← Back to project top Meaning-first interaction

Beyond Coordinate Roulette

UI automation should not feel like a flat sequence of positional guesses. It should know what it is touching, why that action makes sense, and whether that is still true right now.

flowchart TB
    subgraph A["Coordinate roulette"]
        A1["Looks clickable"]
        A2["Guess position"]
        A3["Wrong target"]
        A1 --> A2 --> A3
    end

    subgraph B["Beyond Coordinate Roulette"]
        B1["See entities"]
        B2["Affordances"]
        B3["Lease trust"]
        B4["Guard action"]
        B5["Semantic diff"]
        B1 --> B2 --> B3 --> B4 --> B5
    end

    A3 -. "move beyond this" .- B1

    classDef old fill:#fde2e2,stroke:#c0392b,color:#5c1f1f;
    classDef new fill:#e8f1ff,stroke:#3b6db3,color:#183257;
    class A1,A2,A3 old;
    class B1,B2,B3,B4,B5 new;
In one sentence

Operate on meaning, not on blind guesses over coordinates.

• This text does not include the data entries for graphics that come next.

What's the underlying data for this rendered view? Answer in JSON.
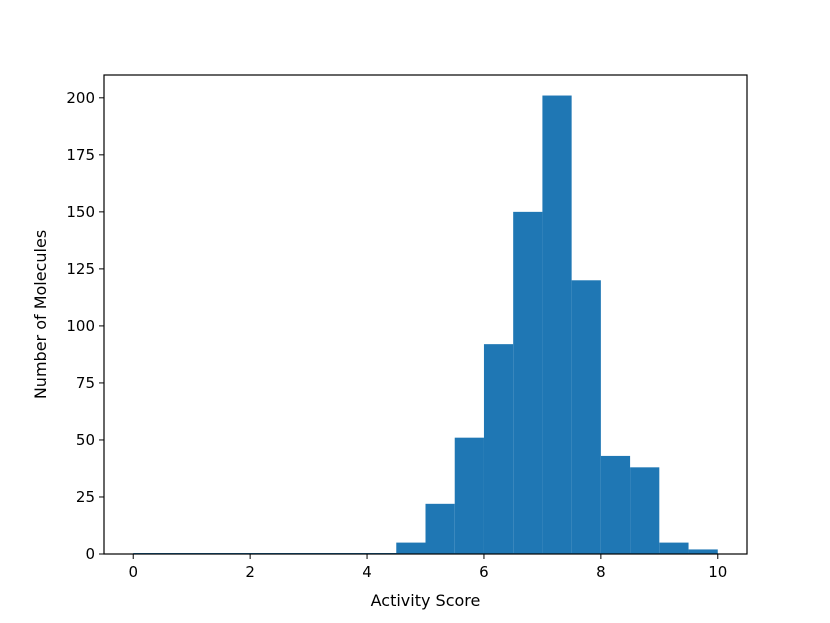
{
  "chart_data": {
    "type": "bar",
    "title": "",
    "xlabel": "Activity Score",
    "ylabel": "Number of Molecules",
    "xlim": [
      -0.5,
      10.5
    ],
    "ylim": [
      0,
      210
    ],
    "xticks": [
      0,
      2,
      4,
      6,
      8,
      10
    ],
    "yticks": [
      0,
      25,
      50,
      75,
      100,
      125,
      150,
      175,
      200
    ],
    "grid": false,
    "bar_color": "#1f77b4",
    "bins": [
      {
        "x0": 0.0,
        "x1": 0.5,
        "count": 0
      },
      {
        "x0": 0.5,
        "x1": 1.0,
        "count": 0
      },
      {
        "x0": 1.0,
        "x1": 1.5,
        "count": 0
      },
      {
        "x0": 1.5,
        "x1": 2.0,
        "count": 0
      },
      {
        "x0": 2.0,
        "x1": 2.5,
        "count": 0
      },
      {
        "x0": 2.5,
        "x1": 3.0,
        "count": 0
      },
      {
        "x0": 3.0,
        "x1": 3.5,
        "count": 0
      },
      {
        "x0": 3.5,
        "x1": 4.0,
        "count": 0
      },
      {
        "x0": 4.0,
        "x1": 4.5,
        "count": 0
      },
      {
        "x0": 4.5,
        "x1": 5.0,
        "count": 5
      },
      {
        "x0": 5.0,
        "x1": 5.5,
        "count": 22
      },
      {
        "x0": 5.5,
        "x1": 6.0,
        "count": 51
      },
      {
        "x0": 6.0,
        "x1": 6.5,
        "count": 92
      },
      {
        "x0": 6.5,
        "x1": 7.0,
        "count": 150
      },
      {
        "x0": 7.0,
        "x1": 7.5,
        "count": 201
      },
      {
        "x0": 7.5,
        "x1": 8.0,
        "count": 120
      },
      {
        "x0": 8.0,
        "x1": 8.5,
        "count": 43
      },
      {
        "x0": 8.5,
        "x1": 9.0,
        "count": 38
      },
      {
        "x0": 9.0,
        "x1": 9.5,
        "count": 5
      },
      {
        "x0": 9.5,
        "x1": 10.0,
        "count": 2
      }
    ]
  }
}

Beyond Coordinate Roulette is the public-facing name for a simple idea: interface automation should be grounded in entities, affordances, and semantic outcomes, not just rough positional clicks.

The failure mode

Too much automation still behaves like this.

Guess

Click somewhere around here.

Hope

Hope this is still the same button.

Patch

Patch the failure with another guess.

That loop can look automated, but it is not truly grounded.

What this pushes toward

A different model of interaction.

See entities

Treat the UI as a world containing things, not just a bitmap.

See affordances

Know not only where something is, but what can be done with it.

Keep trust bounded

Do not assume a target is valid forever. Trust should be temporary and revocable.

Compare semantically

After action, ask what changed in meaning, not only whether pixels moved.

Inside this project

Not a single feature. A direction.

Inside desktop-touch-mcp, this shows up through pieces like:

  • desktop_see
  • desktop_touch
  • entity leases
  • guarded execution
  • semantic diffs
  • event-first invalidation
Do not hide coordinate guessing behind a more polished API.
Relationship to RPG

Shape of interaction versus survival over time.

Beyond Coordinate Roulette

Focuses on the shape of interaction: entities, affordances, and semantic outcomes.

Reactive Perception Graph

Focuses on the time dimension: provisional state, dirty/stale tracking, leases, and guards.

Beyond Coordinate Roulette asks: what should UI interaction be grounded in?
RPG asks: how should that grounding survive time and change?

One line to keep

Good automation knows more than where to click.

Good automation does not just know where to click. It knows what it is touching, why it can touch it, and whether that is still true right now.